Besides the already mentioned Newfoundland pony, other good heritage breed horses to keep on a small farm include the Morgan and the American Cream. Both horses can do just about anything you need. The Morgan was developed in Vermont and was used for everything from plowing fields and pulling firewood out of the forest to pulling sleighs and sleds of maple sap to the sugar house. They are also popular for riding. The American Cream is an all-American horse and is considered a medium-sized draft horse and is more than capable of pulling stumps from the field, lumber from the forest, plowing fields, and pulling wagons.  

The Morgan was the backbone of many farms in northern New England.

For larger properties, consider two other heritage breeds: the Clydesdale and the Shire. Both are considered heavy draft breeds originating in the British Isles. If you have to plow and harvest large fields, these are the horses for you.  

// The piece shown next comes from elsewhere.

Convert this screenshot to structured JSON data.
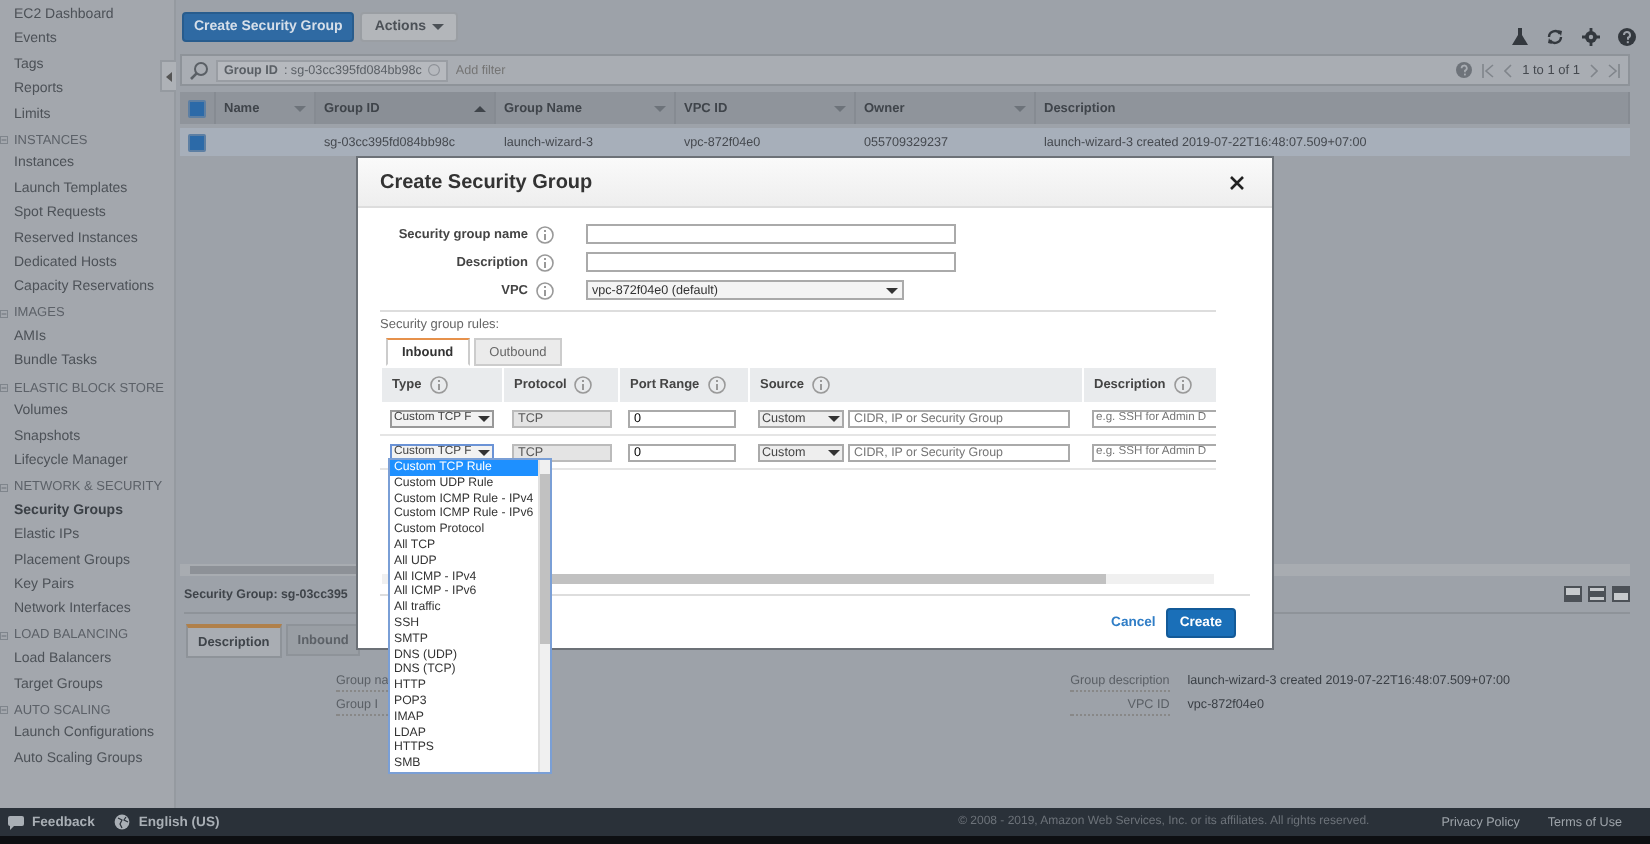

Heritage and landrace horses and cattle may be the answer for those looking to deal with our changing conditions. There are many different breeds to choose from, so you need to do your homework to find out what works best for you. A good source is The Livestock Conservancy. By visiting their website, you will find a vast amount of information. I also recommend that you speak with farmers and ranchers who work with these horses and cattle regularly. Those people are the ones who can give you all the information, the pros and the cons, of owning these animals.